Aber nicht nur in den Medien verschärft sich der Klassenkampf, auch in den Betrieben wird die richtige politische Ausrichtung des einzelnen immer wichtiger für seinen beruflichen Aufstieg. In diese politisch aufgeheizten Sommermonate fällt dann das, was allseitig ideologisch vorbereitet ist: Die offene Grenze in Berlin wird mit dem Mauerbau geschlossen. Die offizielle Bezeichnung „Antifaschistischer Schutzwall“ versucht zu bemänteln, was nicht zu bemänteln ist, dass nämlich der DDR schlicht die Fachleute abhanden kommen und dass sie ihre Leute einsperren muß, um sie zu halten.

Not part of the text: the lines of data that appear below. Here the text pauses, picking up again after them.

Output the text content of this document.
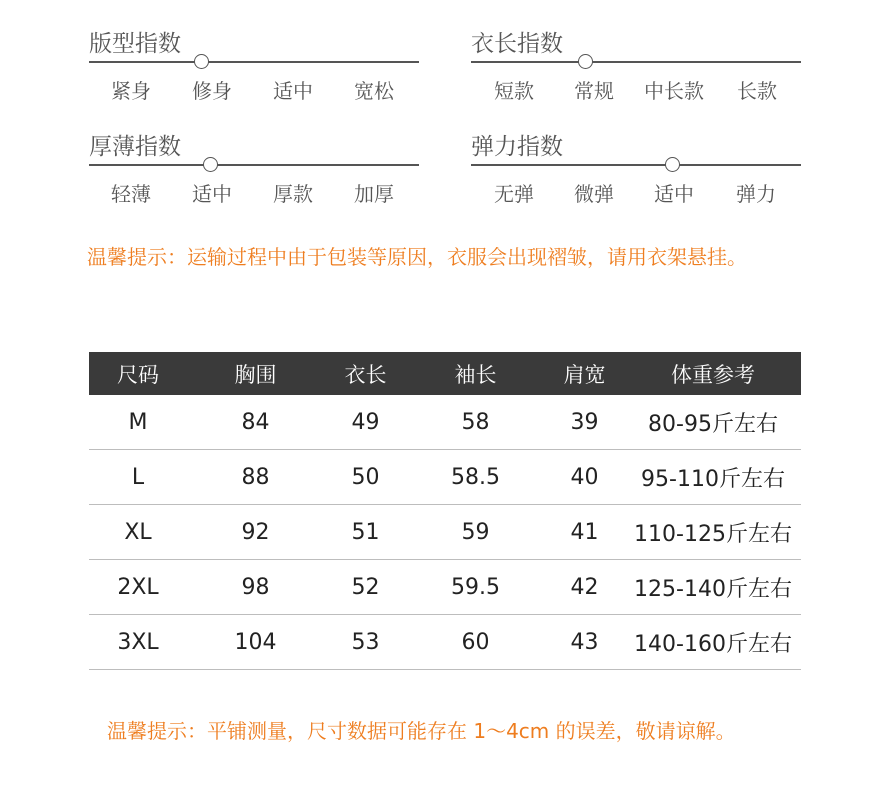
版型指数
紧身	修身	适中	宽松
衣长指数
短款	常规	中长款	长款
厚薄指数
轻薄	适中	厚款	加厚
弹力指数
无弹	微弹	适中	弹力
温馨提示：运输过程中由于包装等原因，衣服会出现褶皱，请用衣架悬挂。
尺码	胸围	衣长	袖长	肩宽	体重参考
M	84	49	58	39	80-95斤左右
L	88	50	58.5	40	95-110斤左右
XL	92	51	59	41	110-125斤左右
2XL	98	52	59.5	42	125-140斤左右
3XL	104	53	60	43	140-160斤左右
温馨提示：平铺测量，尺寸数据可能存在 1～4cm 的误差，敬请谅解。
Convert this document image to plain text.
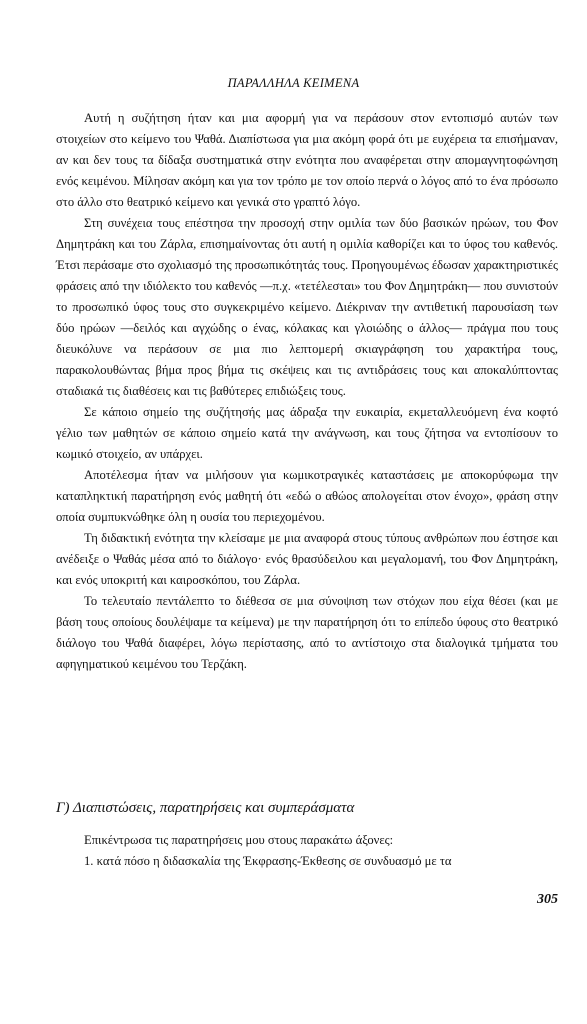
ΠΑΡΑΛΛΗΛΑ ΚΕΙΜΕΝΑ

Αυτή η συζήτηση ήταν και μια αφορμή για να περάσουν στον εντοπισμό αυτών των στοιχείων στο κείμενο του Ψαθά. Διαπίστωσα για μια ακόμη φορά ότι με ευχέρεια τα επισήμαναν, αν και δεν τους τα δίδαξα συστηματικά στην ενότητα που αναφέρεται στην απομαγνητοφώνηση ενός κειμένου. Μίλησαν ακόμη και για τον τρόπο με τον οποίο περνά ο λόγος από το ένα πρόσωπο στο άλλο στο θεατρικό κείμενο και γενικά στο γραπτό λόγο.

Στη συνέχεια τους επέστησα την προσοχή στην ομιλία των δύο βασικών ηρώων, του Φον Δημητράκη και του Ζάρλα, επισημαίνοντας ότι αυτή η ομιλία καθορίζει και το ύφος του καθενός. Έτσι περάσαμε στο σχολιασμό της προσωπικότητάς τους. Προηγουμένως έδωσαν χαρακτηριστικές φράσεις από την ιδιόλεκτο του καθενός —π.χ. «τετέλεσται» του Φον Δημητράκη— που συνιστούν το προσωπικό ύφος τους στο συγκεκριμένο κείμενο. Διέκριναν την αντιθετική παρουσίαση των δύο ηρώων —δειλός και αγχώδης ο ένας, κόλακας και γλοιώδης ο άλλος— πράγμα που τους διευκόλυνε να περάσουν σε μια πιο λεπτομερή σκιαγράφηση του χαρακτήρα τους, παρακολουθώντας βήμα προς βήμα τις σκέψεις και τις αντιδράσεις τους και αποκαλύπτοντας σταδιακά τις διαθέσεις και τις βαθύτερες επιδιώξεις τους.

Σε κάποιο σημείο της συζήτησής μας άδραξα την ευκαιρία, εκμεταλλευόμενη ένα κοφτό γέλιο των μαθητών σε κάποιο σημείο κατά την ανάγνωση, και τους ζήτησα να εντοπίσουν το κωμικό στοιχείο, αν υπάρχει.

Αποτέλεσμα ήταν να μιλήσουν για κωμικοτραγικές καταστάσεις με αποκορύφωμα την καταπληκτική παρατήρηση ενός μαθητή ότι «εδώ ο αθώος απολογείται στον ένοχο», φράση στην οποία συμπυκνώθηκε όλη η ουσία του περιεχομένου.

Τη διδακτική ενότητα την κλείσαμε με μια αναφορά στους τύπους ανθρώπων που έστησε και ανέδειξε ο Ψαθάς μέσα από το διάλογο· ενός θρασύδειλου και μεγαλομανή, του Φον Δημητράκη, και ενός υποκριτή και καιροσκόπου, του Ζάρλα.

Το τελευταίο πεντάλεπτο το διέθεσα σε μια σύνοψιση των στόχων που είχα θέσει (και με βάση τους οποίους δουλέψαμε τα κείμενα) με την παρατήρηση ότι το επίπεδο ύφους στο θεατρικό διάλογο του Ψαθά διαφέρει, λόγω περίστασης, από το αντίστοιχο στα διαλογικά τμήματα του αφηγηματικού κειμένου του Τερζάκη.

Γ) Διαπιστώσεις, παρατηρήσεις και συμπεράσματα

Επικέντρωσα τις παρατηρήσεις μου στους παρακάτω άξονες:

1. κατά πόσο η διδασκαλία της Έκφρασης-Έκθεσης σε συνδυασμό με τα

305
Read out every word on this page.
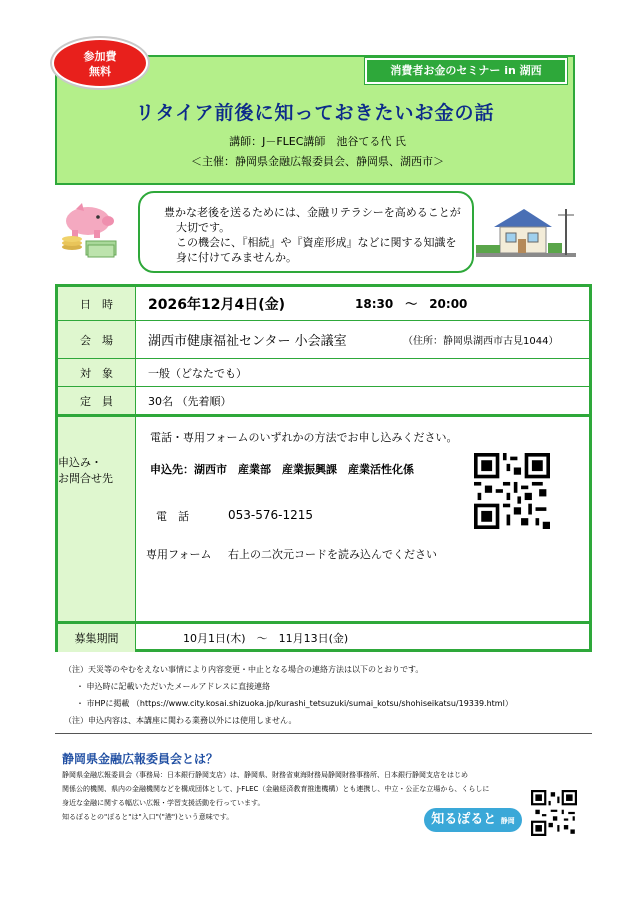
参加費
無料	消費者お金のセミナー in 湖西
リタイア前後に知っておきたいお金の話
講師：J－FLEC講師　池谷てる代 氏
＜主催：静岡県金融広報委員会、静岡県、湖西市＞
豊かな老後を送るためには、金融リテラシーを高めることが
大切です。
この機会に、『相続』や『資産形成』などに関する知識を
身に付けてみませんか。
日　時	2026年12月4日(金)	18:30　～　20:00
会　場	湖西市健康福祉センター 小会議室	（住所：静岡県湖西市古見1044）
対　象	一般（どなたでも）
定　員	30名 （先着順）
申込み・
お問合せ先
電話・専用フォームのいずれかの方法でお申し込みください。
申込先：湖西市　産業部　産業振興課　産業活性化係
電　話	053-576-1215
専用フォーム 右上の二次元コードを読み込んでください
募集期間	10月1日(木)　～　11月13日(金)
（注）天災等のやむをえない事情により内容変更・中止となる場合の連絡方法は以下のとおりです。
・ 申込時に記載いただいたメールアドレスに直接連絡
・ 市HPに掲載 （https://www.city.kosai.shizuoka.jp/kurashi_tetsuzuki/sumai_kotsu/shohiseikatsu/19339.html）
（注）申込内容は、本講座に関わる業務以外には使用しません。
静岡県金融広報委員会とは？
静岡県金融広報委員会（事務局：日本銀行静岡支店）は、静岡県、財務省東海財務局静岡財務事務所、日本銀行静岡支店をはじめ
関係公的機関、県内の金融機関などを構成団体として、J-FLEC（金融経済教育推進機構）とも連携し、中立・公正な立場から、くらしに
身近な金融に関する幅広い広報・学習支援活動を行っています。
知るぽるとの"ぽると"は"入口"("港")という意味です。	知るぽると 静岡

Nach dem Mauerbau setzt eine gewaltige Medienkampagne ein:
- „Schluß mit dem schmutzigen Menschenhandel“
- „Das Vaterland ruft!“ (Freiwilliger Ehrendienst in der NVA)
- „Arbeiter antworten den Militaristen“
- „Kollegen treten der Kampfgruppe bei“.
Die Zeitungen sind voll mit Ergebenheitsadressen an das ZK (Zentralkomitee) der SED und an die Regierung. An anderer Stelle habe ich bereits erzählt, dass auch wir Schüler der Hansa-Oberschule nach den Sommerferien unsere Ergebenheitsadresse abliefern: Als Bekenntnis zu unserem Arbeiter- und Bauernstaat tragen wir ein Jahr lang das Blauhemd der Freien Deutschen Jugend! Es hat dem Staat nicht geholfen, und uns hat es das Blauhemd für den Rest unseres Lebens verekelt! Generell aber kann man für die unmittelbare Zeit nach dem 13. August 1961 sagen: Die Mehrheit der Bevölkerung ist in eine Art Starre verfallen und ist sich darüber im Klaren, dass von jetzt an ein anderer Wind weht, denn es gibt ja nun keine andere Möglichkeit mehr als zu bleiben.
Auch die Werftzeitung jener Zeit läßt die radikale Politisierung erkennen: Die Parteileitung bestimmt den Inhalt. Bei der Auflistung der Mitglieder der neu gewählten Parteileitung wird als erste Angabe die soziale Herkunft genannt. Jegliche Deutschlandpläne u. ä. verschwinden aus den Medien, jetzt heißt die Kernfrage: völkerrechtliche Anerkennung der DDR. Die Parteitage der SED bestimmen nicht nur das gesellschaftliche, sondern auch das wirtschaftliche Leben, getreu nach dem Motto „Die Partei, die Partei, die hat immer recht“ (eine Zeile aus einem Gedicht von Louis Fürnberg), das jahrelang im großen Speisesaal der Werft die Bühnenwand zierte und mir Mittagessen und Fürnberg versalzte. Der Partei-Einfluß geht so weit, dass Schwerpunktobjekte, wie z. B. der Prototyp einer neuen
Generation von Fischereifahrzeugen, unter Parteikontrolle gestellt werden. Das bedeutet, dass nicht ein Fachmann, sondern der Parteisekretär in allen Fragen das letzte Wort hat.
Unter diesen Bedingungen war es von Anfang an klar, dass nur diejenigen noch Karriere machen konnten, die auch Mitglied der SED waren. Ist das nicht der Fall, nützen die besten Leistungen nichts. Auch die junge Intelligenz bekommt das zu spüren. Mein Vater, der 1963 das Rentenalter erreicht, arbeitet bis Ende des Jahres weiter ganztags, dann schließt er noch ein Jahr mit einer Halbtagstätigkeit an. Mit dem 31.12.1964 endet sein
Berufsleben.
Aufschlußreich ist in diesem Zusammenhang eine Aktennotiz von seinem damaligen unmittelbaren Vorgesetzten: Mein Vater, der damals noch Verbündete in der Direktion hatte, war erfolgreich gegen seine vorzeitige Ablösung als Leiter der Patentstelle und die
Einsetzung des designierten Nachfolgers vorgegangen. Er blieb Leiter der Patentstelle bis zur Pensionierung. Dieses altersmäßige Arbeitsende rettet ihn aber mit Sicherheit vor einer Absetzung vom Chefposten, die anderenfalls früher oder später erfolgt wäre. Ein Leiter der Patentstelle ohne SED-Mitgliedschaft wäre in den Folgejahren undenkbar gewesen. Dass die Parteizugehörigkeit auch direkten Einfluß auf dienstliche Belange hat, konnte mein Vater noch im Nachhinein registrieren: Er hatte während seiner Tätigkeit mehrfach versucht, im Rahmen von Patentanmeldungen und Patentstreitigkeiten ins Deutsche Patentamt nach München fahren zu können. Es war völlig unmöglich, obwohl der Werft dabei materieller Schaden entstand. Sein Nachfolger durfte nach München fahren. Er war Genosse.